Schiaparelli Haute Couture AH27 : quand « The Call of the Void » brise tous les codes
Daniel Roseberry dépouille le luxe de ses repères habituels et délaisse soies et lainages au profit du latex, du silicone et de tentacules cinétiques, pour une plongée avant‑gardiste en abandon total à l’inconnu.
Résumé
Schiaparelli dévoile officiellement sa collection Haute Couture automne/hiver 2027, intitulée « THE CALL OF THE VOID » (l’appel du vide).
S’éloignant des textiles « nobles » traditionnels, le directeur de la création Daniel Roseberry construit la collection à partir de matières radicales comme le latex, le silicone et des nappes de peinture cuite.

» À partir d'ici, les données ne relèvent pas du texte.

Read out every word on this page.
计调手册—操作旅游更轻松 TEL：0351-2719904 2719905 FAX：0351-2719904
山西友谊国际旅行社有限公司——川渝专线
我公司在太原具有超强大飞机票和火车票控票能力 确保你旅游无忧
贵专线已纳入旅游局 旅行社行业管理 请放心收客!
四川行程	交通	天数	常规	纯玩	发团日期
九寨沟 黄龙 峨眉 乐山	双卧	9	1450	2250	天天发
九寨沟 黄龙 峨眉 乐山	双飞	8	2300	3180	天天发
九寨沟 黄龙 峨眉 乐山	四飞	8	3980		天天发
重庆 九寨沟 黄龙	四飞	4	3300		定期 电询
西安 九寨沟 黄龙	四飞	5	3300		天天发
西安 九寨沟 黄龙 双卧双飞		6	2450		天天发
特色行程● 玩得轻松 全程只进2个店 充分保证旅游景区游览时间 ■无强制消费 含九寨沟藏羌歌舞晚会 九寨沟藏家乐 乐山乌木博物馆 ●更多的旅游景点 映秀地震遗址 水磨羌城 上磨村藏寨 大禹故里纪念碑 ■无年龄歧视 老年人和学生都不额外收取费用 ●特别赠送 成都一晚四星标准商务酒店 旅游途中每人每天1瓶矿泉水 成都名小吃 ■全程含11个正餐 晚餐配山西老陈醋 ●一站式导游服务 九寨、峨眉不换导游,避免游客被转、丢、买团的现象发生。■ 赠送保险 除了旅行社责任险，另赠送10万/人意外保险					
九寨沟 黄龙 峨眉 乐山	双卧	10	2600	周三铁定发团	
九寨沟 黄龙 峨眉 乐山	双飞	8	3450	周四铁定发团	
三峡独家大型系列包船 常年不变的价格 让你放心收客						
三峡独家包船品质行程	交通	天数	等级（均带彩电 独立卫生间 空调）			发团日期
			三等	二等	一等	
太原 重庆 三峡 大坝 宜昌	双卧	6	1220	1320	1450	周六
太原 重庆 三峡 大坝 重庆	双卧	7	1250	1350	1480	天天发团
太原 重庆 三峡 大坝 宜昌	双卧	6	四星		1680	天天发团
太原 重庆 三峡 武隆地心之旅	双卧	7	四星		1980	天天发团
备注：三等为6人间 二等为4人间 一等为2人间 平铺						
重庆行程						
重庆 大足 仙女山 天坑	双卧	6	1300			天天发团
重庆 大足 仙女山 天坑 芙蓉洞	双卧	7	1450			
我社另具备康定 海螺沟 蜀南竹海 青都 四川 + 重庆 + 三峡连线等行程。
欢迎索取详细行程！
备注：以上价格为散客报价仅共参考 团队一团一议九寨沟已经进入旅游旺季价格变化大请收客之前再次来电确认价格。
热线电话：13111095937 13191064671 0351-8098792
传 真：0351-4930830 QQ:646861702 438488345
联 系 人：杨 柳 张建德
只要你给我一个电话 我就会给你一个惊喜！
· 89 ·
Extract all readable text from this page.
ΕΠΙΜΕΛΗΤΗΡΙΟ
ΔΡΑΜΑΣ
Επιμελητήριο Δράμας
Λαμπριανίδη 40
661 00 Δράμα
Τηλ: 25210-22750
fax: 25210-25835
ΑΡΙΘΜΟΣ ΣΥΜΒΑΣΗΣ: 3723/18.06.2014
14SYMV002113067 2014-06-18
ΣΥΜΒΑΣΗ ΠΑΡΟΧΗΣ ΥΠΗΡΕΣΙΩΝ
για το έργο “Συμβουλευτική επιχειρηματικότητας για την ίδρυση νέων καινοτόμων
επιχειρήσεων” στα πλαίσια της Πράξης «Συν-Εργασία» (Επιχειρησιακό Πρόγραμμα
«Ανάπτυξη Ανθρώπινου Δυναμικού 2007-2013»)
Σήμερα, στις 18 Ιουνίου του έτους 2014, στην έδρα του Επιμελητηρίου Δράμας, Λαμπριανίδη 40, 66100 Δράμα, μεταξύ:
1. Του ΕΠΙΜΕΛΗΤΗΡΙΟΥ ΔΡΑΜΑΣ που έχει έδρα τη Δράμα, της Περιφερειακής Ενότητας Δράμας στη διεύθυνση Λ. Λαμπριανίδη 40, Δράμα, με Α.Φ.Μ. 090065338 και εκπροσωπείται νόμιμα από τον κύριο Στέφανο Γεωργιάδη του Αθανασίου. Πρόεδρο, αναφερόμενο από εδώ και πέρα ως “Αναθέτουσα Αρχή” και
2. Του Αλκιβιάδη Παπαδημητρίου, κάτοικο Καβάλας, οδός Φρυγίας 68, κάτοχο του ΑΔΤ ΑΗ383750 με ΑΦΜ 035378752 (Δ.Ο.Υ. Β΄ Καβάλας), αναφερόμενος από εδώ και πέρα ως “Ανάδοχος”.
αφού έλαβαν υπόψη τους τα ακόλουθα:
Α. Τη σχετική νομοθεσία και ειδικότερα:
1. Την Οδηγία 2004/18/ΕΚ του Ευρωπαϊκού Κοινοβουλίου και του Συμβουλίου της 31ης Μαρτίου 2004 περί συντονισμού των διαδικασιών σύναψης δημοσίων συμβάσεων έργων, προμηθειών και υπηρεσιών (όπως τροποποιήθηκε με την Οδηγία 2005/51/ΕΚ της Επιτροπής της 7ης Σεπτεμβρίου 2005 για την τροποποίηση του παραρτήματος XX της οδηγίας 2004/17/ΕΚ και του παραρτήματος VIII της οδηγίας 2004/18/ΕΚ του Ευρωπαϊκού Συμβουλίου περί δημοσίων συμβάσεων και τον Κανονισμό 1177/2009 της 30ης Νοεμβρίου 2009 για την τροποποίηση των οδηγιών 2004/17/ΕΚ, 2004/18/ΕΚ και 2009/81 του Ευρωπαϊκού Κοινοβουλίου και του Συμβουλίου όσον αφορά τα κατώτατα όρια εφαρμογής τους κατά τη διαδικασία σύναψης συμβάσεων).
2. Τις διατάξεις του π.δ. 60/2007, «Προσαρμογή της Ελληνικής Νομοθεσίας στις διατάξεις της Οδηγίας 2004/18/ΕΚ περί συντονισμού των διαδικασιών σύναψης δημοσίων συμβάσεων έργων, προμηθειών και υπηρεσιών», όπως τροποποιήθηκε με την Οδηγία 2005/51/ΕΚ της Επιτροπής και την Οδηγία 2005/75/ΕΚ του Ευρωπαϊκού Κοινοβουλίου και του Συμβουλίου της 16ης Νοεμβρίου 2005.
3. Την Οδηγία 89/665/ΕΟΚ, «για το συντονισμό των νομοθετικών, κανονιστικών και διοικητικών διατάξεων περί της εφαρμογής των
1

Le défilé détourne les codes légendaires de la maison : la veste iconique Schiaparelli est recontextualisée en simple accessoire, tandis qu’une silhouette de chaussure surréaliste baptisée « The Bubble » fait son apparition.
Comment donner suite à une percée majeure ? C’était l’impasse existentielle à laquelle se heurtait le directeur de la création de Schiaparelli, Daniel Roseberry, après le succès monumental de la saison dernière avec « The Agony and the Ecstasy ». En tentant de rejouer une formule gagnante en cherchant l’inspiration dans l’architecture emblématique de Gaudí à Barcelone, Roseberry s’est au contraire retrouvé prisonnier d’un cycle créatif trop rigide. La solution ? L’abandon total. Pour la Haute Couture automne‑hiver 2027, Schiaparelli dévoile THE CALL OF THE VOID, une collection qui renonce entièrement aux recettes sûres et prévisibles pour embrasser le luxe vertigineux de l’inconnu.
Fidèle au credo surréaliste fondateur d’Elsa Schiaparelli, la collection remet en cause la définition même de la haute couture en se demandant si la beauté réside dans la matière elle‑même ou dans l’imaginaire qui la réinvente de fond en comble. Les ateliers ont délaissé les soies, satins et laines traditionnels au profit de matières synthétiques encore jamais vues sur un podium de couture.
Les silhouettes semblaient sculptées dans des nappes de peinture cuite, et un bustier hyperréaliste était moulé entièrement en silicone, peint d’un bleu lacté. La maison a également bousculé ses propres codes de style figés. Au lieu d’être le point focal d’une tenue, la veste Schiaparelli iconique, richement brodée, était détournée et reléguée au rang de simple accessoire de style.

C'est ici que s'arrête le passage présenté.